La risoluzione del caso in esame è relativa all’atto di cessione di credito, a titolo oneroso, da parte di una banca in favore di un’altra società. Al riguardo, si precisa che l’atto di cessione in questione ha per oggetto un credito  derivante da un finanziamento a medio termine (assoggettato al regime fiscale di esenzione ex articoli 15 e seguenti del Decreto del Presidente della Repubblica 29 settembre 1973, n. 601, con applicazione dell’imposta sostitutiva), garantito da ipoteca, concesso dalla Banca suddetta, in favore di una società.
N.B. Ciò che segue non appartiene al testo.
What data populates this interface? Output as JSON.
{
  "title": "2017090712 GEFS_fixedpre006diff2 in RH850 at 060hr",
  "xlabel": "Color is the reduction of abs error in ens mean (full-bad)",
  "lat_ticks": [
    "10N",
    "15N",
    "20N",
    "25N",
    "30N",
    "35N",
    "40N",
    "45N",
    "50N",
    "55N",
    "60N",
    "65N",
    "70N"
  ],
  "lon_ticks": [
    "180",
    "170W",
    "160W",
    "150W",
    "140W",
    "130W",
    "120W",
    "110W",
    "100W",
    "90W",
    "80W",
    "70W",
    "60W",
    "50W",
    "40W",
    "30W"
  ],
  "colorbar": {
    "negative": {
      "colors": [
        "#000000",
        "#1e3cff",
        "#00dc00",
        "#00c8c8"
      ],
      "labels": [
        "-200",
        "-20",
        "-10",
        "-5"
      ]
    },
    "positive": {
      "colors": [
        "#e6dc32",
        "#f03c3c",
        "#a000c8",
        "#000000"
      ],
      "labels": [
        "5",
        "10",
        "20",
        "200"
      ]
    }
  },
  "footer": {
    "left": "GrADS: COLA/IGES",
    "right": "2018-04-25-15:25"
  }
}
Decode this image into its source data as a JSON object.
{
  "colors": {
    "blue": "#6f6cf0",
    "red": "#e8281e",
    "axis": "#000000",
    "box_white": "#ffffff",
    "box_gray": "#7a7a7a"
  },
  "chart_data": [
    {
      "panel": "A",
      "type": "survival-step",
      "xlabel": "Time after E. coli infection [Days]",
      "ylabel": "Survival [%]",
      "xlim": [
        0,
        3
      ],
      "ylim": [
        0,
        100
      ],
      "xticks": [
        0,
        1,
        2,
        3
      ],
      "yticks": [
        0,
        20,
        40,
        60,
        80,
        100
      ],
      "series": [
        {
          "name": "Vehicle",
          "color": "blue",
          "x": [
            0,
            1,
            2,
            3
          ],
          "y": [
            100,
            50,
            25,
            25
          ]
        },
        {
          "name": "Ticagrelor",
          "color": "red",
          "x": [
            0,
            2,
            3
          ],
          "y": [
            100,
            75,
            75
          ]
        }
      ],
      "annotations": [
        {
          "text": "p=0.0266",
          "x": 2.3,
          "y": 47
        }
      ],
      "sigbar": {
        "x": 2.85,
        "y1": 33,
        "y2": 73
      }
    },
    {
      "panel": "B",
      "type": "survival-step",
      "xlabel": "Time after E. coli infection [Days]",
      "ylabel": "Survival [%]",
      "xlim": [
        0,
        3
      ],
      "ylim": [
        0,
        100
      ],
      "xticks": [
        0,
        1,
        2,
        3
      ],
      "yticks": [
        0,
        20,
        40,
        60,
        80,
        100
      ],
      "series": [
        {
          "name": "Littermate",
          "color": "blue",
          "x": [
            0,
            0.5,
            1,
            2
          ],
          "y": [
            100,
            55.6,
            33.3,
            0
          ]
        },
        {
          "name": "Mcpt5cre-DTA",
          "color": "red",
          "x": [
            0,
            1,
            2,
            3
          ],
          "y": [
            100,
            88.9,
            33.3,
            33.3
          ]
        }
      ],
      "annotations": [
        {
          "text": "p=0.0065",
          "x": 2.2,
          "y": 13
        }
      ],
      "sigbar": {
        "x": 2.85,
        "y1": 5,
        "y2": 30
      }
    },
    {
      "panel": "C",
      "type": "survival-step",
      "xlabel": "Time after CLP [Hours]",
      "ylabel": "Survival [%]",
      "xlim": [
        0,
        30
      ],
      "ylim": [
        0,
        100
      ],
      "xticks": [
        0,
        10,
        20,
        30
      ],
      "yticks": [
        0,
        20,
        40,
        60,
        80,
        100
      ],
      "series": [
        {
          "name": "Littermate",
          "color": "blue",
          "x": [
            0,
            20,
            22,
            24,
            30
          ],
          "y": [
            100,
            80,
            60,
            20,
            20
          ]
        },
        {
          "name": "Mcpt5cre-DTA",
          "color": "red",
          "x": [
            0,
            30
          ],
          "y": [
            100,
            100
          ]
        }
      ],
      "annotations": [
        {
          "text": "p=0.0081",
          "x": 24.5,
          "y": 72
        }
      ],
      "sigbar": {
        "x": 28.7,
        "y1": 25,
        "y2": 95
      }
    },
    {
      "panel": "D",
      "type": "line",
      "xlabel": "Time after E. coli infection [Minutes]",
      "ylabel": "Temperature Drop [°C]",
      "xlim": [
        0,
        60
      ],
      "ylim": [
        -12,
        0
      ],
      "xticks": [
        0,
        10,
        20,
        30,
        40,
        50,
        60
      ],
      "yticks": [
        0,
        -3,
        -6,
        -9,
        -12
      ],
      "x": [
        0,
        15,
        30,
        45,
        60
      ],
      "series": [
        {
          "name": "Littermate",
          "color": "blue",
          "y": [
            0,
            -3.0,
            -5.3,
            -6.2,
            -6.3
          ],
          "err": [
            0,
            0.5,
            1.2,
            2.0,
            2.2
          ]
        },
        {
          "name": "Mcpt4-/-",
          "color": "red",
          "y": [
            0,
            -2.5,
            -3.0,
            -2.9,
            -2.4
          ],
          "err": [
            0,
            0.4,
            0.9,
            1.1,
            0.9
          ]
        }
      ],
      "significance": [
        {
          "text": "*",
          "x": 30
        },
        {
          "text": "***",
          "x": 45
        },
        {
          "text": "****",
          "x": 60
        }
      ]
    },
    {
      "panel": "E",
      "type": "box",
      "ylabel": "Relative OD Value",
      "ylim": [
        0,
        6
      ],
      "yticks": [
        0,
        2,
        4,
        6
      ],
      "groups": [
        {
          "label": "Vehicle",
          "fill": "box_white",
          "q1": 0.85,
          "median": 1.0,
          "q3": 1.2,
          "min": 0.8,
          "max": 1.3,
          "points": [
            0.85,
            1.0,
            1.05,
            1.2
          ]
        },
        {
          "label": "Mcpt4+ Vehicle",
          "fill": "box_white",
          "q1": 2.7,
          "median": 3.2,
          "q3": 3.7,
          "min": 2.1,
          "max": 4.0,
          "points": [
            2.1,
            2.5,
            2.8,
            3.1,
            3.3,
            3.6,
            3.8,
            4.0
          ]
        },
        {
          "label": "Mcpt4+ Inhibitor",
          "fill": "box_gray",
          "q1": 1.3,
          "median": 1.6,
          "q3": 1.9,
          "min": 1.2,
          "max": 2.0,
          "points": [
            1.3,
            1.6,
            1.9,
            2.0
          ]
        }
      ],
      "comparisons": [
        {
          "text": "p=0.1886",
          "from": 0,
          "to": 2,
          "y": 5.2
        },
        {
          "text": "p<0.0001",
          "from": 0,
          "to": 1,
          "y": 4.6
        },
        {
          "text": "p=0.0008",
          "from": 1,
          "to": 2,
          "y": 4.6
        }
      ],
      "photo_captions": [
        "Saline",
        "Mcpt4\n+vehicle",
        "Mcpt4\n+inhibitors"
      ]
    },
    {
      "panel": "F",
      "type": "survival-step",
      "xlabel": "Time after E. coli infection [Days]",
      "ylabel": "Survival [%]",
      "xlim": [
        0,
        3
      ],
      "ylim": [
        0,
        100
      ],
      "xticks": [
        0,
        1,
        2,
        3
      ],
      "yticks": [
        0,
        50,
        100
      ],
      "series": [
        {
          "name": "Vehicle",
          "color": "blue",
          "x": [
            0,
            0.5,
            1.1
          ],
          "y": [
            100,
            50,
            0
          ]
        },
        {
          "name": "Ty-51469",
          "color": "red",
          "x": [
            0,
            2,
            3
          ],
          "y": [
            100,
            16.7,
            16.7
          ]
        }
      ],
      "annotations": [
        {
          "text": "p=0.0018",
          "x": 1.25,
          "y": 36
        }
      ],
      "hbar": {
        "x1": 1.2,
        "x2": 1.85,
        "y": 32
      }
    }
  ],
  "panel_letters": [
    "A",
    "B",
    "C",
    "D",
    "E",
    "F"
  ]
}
Ci si chiede se la cessione del predetto credito alla società, unitamente al trasferimento della garanzia ipotecaria conseguente alla cessione stessa, possa rientrare nel regime sostitutivo di cui agli articoli 15 e seguenti del DPR n. 601?

Premesso che l’articolo 15 del decreto del Presidente della Repubblica 29 settembre 1973, n. 601, stabilisce che “Le operazioni relative ai finanziamenti a medio e lungo termine e tutti i provvedimenti, atti, contratti e formalità inerenti alle operazioni medesime, alla loro esecuzione, modificazione ed estinzione, alle garanzie di qualunque tipo da chiunque e in qualsiasi momento prestate e alle loro eventuali surroghe, sostituzioni, postergazioni, frazionamenti e cancellazioni anche parziali, ivi comprese le cessioni di credito stipulate in relazione a tali finanziamenti, nonché alle successive cessioni dei relativi contratti o crediti e ai trasferimenti delle garanzie ad essi relativi effettuate da aziende e istituti di credito ….. sono esenti dall’imposta di registro, dall’imposta di bollo, dalle imposte ipotecarie e catastali e dalle tasse sulle concessioni governative” su tale argomento è di recente intervenuta l’Agenzia delle Entrate con la Risoluzione n. 17/E del 16/2/2018 con la quale chiarisce che “oltre alle cessioni di credito stipulate in relazione ai finanziamenti che beneficiano del regime, anche le eventuali successive cessioni dei relativi crediti o contratti unitamente ai trasferimenti delle garanzie ad essi relativi ricadano nell’ambito di applicazione dell’imposta sostitutiva…”.

Inoltre, l’effetto sostitutivo derivante dall’applicazione dell’imposta sui finanziamenti opera anche con riferimento alle cessioni di credito derivanti da finanziamenti soggetti ad imposta sostitutiva ed ai trasferimenti di garanzia posti in essere dalle banche a prescindere dalla natura del soggetto cessionario.

Pertanto, anche l’atto di cessione del credito derivante da un finanziamento soggetto ad imposta sostitutiva, e di trasferimento della relativa garanzia ipotecaria  può beneficiare dell’effetto sostitutivo previsto dall’articolo 15.